In the early days, Roe showed real promise of heralding a new era of reproductive justice. The focus by courts and advocates was on women's medical needs, of which abortion was one aspect. But conservative lawmakers' strategy of blocking as many women as possible from access to abortion inevitably resulted in obstacles to their access to other reproductive services as well. They went after the most vulnerable women first. The late Illinois Rep. Henry Hyde, author of the 1976 Hyde Amendment that blocks Medicaid from funding abortion care, justified it as politically expedient, saying: "I certainly would like to prevent, if I could legally, anybody having an abortion--a rich woman, a middle-class woman, or a poor woman. Unfortunately, the only vehicle available is the ... Medicaid bill."
Following the Hyde Amendment, young women's access to care has been restricted via parental consent and notification laws. Women in rural communities, who must travel great distances to obtain services, are targeted through waiting periods. Family planning clinics have been defunded. The list of hurdles goes on and on, and they spiked dramatically in the wake of the 2010 elections, when Tea Party extremists flooded into Congress and state legislatures. In 2011, states passed 92 anti-abortion measures, shattering the previous record of 34, set in 2005.

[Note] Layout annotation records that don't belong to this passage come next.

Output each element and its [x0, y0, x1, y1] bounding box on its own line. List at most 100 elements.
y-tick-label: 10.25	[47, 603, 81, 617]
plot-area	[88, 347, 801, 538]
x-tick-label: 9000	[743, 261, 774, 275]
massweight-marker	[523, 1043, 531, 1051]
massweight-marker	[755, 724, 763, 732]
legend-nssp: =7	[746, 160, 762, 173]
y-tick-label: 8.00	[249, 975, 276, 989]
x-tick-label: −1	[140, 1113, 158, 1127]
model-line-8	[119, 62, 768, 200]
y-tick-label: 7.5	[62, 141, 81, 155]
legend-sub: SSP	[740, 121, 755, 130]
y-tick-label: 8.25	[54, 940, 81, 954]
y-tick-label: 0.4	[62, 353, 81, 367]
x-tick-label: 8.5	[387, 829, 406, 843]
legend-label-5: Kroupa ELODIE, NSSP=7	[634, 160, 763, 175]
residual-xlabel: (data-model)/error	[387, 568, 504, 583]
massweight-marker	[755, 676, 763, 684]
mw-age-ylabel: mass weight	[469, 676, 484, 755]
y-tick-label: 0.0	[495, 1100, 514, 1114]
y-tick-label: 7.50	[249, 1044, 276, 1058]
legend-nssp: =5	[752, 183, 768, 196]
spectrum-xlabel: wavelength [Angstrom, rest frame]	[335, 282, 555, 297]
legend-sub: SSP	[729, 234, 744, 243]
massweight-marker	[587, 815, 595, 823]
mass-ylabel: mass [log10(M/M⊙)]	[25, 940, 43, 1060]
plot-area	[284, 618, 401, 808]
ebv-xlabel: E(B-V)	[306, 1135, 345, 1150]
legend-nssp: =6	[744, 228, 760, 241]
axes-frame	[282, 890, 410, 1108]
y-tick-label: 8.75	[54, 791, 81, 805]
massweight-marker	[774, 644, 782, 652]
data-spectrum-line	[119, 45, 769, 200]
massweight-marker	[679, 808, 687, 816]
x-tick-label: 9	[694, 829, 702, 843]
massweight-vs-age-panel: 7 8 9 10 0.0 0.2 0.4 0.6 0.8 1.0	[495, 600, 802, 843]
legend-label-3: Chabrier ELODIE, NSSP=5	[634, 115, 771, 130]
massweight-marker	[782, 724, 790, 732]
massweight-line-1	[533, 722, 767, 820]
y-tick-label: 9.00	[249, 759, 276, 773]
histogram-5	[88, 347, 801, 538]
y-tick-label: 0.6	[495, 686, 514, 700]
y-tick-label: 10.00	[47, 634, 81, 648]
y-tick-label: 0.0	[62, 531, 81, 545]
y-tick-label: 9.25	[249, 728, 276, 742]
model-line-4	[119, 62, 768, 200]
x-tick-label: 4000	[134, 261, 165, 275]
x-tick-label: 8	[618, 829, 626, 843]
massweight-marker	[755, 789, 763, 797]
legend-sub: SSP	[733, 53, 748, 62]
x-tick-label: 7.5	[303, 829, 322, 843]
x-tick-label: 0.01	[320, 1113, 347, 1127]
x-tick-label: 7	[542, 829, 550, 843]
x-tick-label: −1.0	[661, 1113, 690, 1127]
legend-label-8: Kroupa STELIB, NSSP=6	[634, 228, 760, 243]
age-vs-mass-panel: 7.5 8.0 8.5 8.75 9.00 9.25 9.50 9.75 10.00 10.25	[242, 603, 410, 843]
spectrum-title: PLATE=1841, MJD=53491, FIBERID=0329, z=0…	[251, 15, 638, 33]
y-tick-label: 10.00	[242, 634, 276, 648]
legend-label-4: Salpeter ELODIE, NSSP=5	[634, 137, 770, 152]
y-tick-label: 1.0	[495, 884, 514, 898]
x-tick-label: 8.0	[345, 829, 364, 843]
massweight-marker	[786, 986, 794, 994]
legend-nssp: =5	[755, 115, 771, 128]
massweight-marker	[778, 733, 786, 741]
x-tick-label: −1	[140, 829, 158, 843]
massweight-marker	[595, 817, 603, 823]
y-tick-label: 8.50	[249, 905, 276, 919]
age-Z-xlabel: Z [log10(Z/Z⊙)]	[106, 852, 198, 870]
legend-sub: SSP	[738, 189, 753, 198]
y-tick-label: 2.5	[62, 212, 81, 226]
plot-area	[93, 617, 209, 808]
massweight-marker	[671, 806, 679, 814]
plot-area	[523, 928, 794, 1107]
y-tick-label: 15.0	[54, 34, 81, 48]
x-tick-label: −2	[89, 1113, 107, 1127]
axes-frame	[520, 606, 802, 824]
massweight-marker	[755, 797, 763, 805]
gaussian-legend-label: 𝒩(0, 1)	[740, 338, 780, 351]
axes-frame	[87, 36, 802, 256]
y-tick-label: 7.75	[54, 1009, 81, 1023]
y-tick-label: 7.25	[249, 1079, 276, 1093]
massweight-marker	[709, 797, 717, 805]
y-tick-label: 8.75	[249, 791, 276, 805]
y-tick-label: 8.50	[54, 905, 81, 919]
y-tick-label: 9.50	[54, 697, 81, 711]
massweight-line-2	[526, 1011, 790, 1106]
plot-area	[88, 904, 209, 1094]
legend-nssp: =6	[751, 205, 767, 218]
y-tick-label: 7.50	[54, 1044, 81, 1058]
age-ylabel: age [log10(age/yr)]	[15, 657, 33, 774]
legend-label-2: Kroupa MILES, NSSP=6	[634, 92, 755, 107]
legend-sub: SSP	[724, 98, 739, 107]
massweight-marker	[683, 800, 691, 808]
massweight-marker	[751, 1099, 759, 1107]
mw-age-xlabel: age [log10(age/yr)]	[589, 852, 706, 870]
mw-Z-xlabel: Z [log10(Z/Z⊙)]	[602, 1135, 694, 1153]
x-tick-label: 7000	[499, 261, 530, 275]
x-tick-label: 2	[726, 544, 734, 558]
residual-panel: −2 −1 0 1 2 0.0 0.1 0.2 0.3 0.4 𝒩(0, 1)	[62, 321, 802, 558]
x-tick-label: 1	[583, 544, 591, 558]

But the heartening results from last November indicate our way forward. Our nation re-elected a president who not only supports abortion rights but proudly ran on that issue. The 113th Congress has more prochoice representatives and senators than its predecessor. Exit polls indicate that by significant margins, voters--including those who consider themselves prolife--want abortion care to remain safe and legal, along the lines originally established in Roe v. Wade. And it is beyond dispute that people overwhelmingly support access to contraception.
Conservatives have already signaled that they'll try to distract voters from issues like abortion and birth control. Virginia Gov. Bob McDonnell waited until the Friday between Christmas and New Year's to sign a law imposing impossible and unnecessary regulations on abortion clinics, thus forcing their closure. Louisiana Gov. Bobby Jindal told the Republican Governors Association that conservatives shouldn't change their hardline agenda, just the way they talk about it. The last thing they want in 2014 is for voters to become knowledgeable about their social agenda and energized to defeat them.
That's where organizations dedicated to women's rights and justice come in. We need to ensure voters are educated and mobilized about women's access to reproductive healthcare. That is how we will elect legislators who stand with the people, where the people already are--squarely in support of real, lasting equality and justice for women.
Thanks to Roe, many of those lawmakers will themselves be women.